講演の中でフアン博士は、金沢市を取り囲む自然の主要な特徴、特に山々や豊かな水資源について説明しました。そして彼は16世紀に前田藩によって築かれた支援的な社会構造と、北陸地方の気候が形作った金沢の庭園の独自性を強調しました。このシステムにより多くの職人からなる中産階級が栄えました。さらに職人たちの多くは地域の用水路を利用し、自宅の庭に水を引き、小さな兼六園を再現しようとしました。
続いてフアン博士は現在でも市内に残る用水や庭園の関連性について詳述しました。彼は、これらの庭園が人口減少や維持管理の不足に直面している課題を説明しました。講演の後半では、用水と庭園のつながりが市内の生態系機能、特に生物多様性の維持にとって不可欠であることを強調しました。

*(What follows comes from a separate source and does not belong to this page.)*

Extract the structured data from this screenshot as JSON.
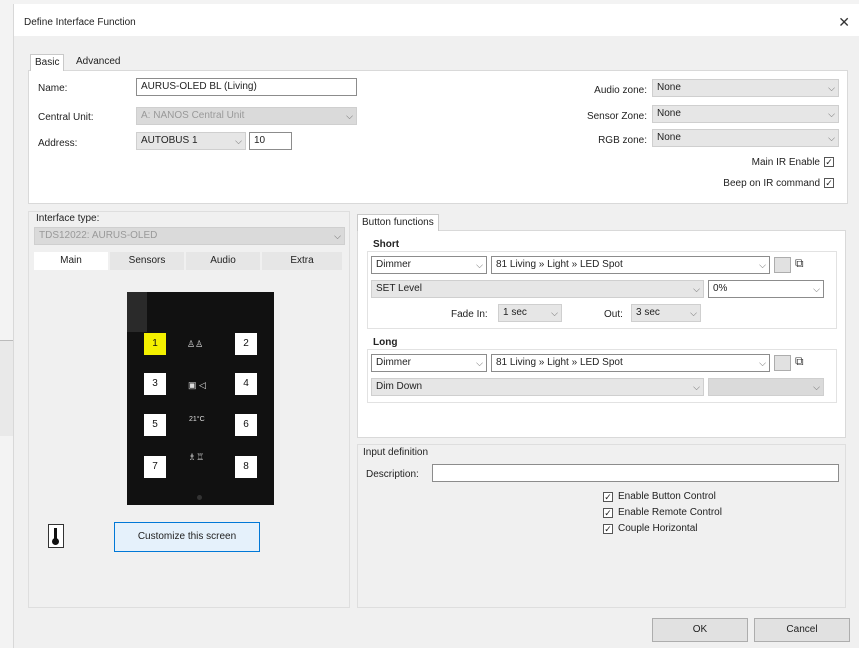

この点を証明するために、フアン博士は都市内の30か所の庭園で実施された野生動物調査(2021年9月 、11月 )の結果を紹介し、西家庭園を具体例として挙げました。
この調査では、現場観察、センサー付きカメラ、ICレコーダー、DNA分析などさまざまな手法を用い、季節ごとにデータを収集しました。その結果、アユやハヤブサ、ナミコキセル、ホタルなどの貴重な種が特定されました。これらの結果は、文化的保護と自然保護が強く結びついていることを示しています。多くの生き物が急速な都市化から守られている環境を求め、庭園に生息するようになりました。そのため現在、庭園はこれらの生き物の貴重な生息地としての役割を果たしています。

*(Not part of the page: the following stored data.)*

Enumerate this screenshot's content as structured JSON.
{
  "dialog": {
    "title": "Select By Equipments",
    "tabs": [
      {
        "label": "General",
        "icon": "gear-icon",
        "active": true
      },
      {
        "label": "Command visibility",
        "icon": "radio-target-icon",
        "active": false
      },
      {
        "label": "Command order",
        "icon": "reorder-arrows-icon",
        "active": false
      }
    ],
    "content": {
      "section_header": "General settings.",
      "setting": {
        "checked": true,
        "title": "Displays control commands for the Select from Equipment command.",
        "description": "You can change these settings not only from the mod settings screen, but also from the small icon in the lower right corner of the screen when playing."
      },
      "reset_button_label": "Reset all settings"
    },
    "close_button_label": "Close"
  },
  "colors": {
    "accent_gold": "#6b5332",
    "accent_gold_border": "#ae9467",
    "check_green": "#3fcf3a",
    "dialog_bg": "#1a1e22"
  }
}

フアン博士の講演を通じて、参加者たちは金沢庭園の美的、文化的、そして生態学的価値について深い理解を得ました。ディスカッションセッションでは、生態系の継続性を確保するために、今後数年間、生き物の生態を追跡するモニタリングシステムを確立することが重要であると議論されました。その後、参加者たちは晴れた初秋の日に庭園を自由に散策し、楽しむことができました。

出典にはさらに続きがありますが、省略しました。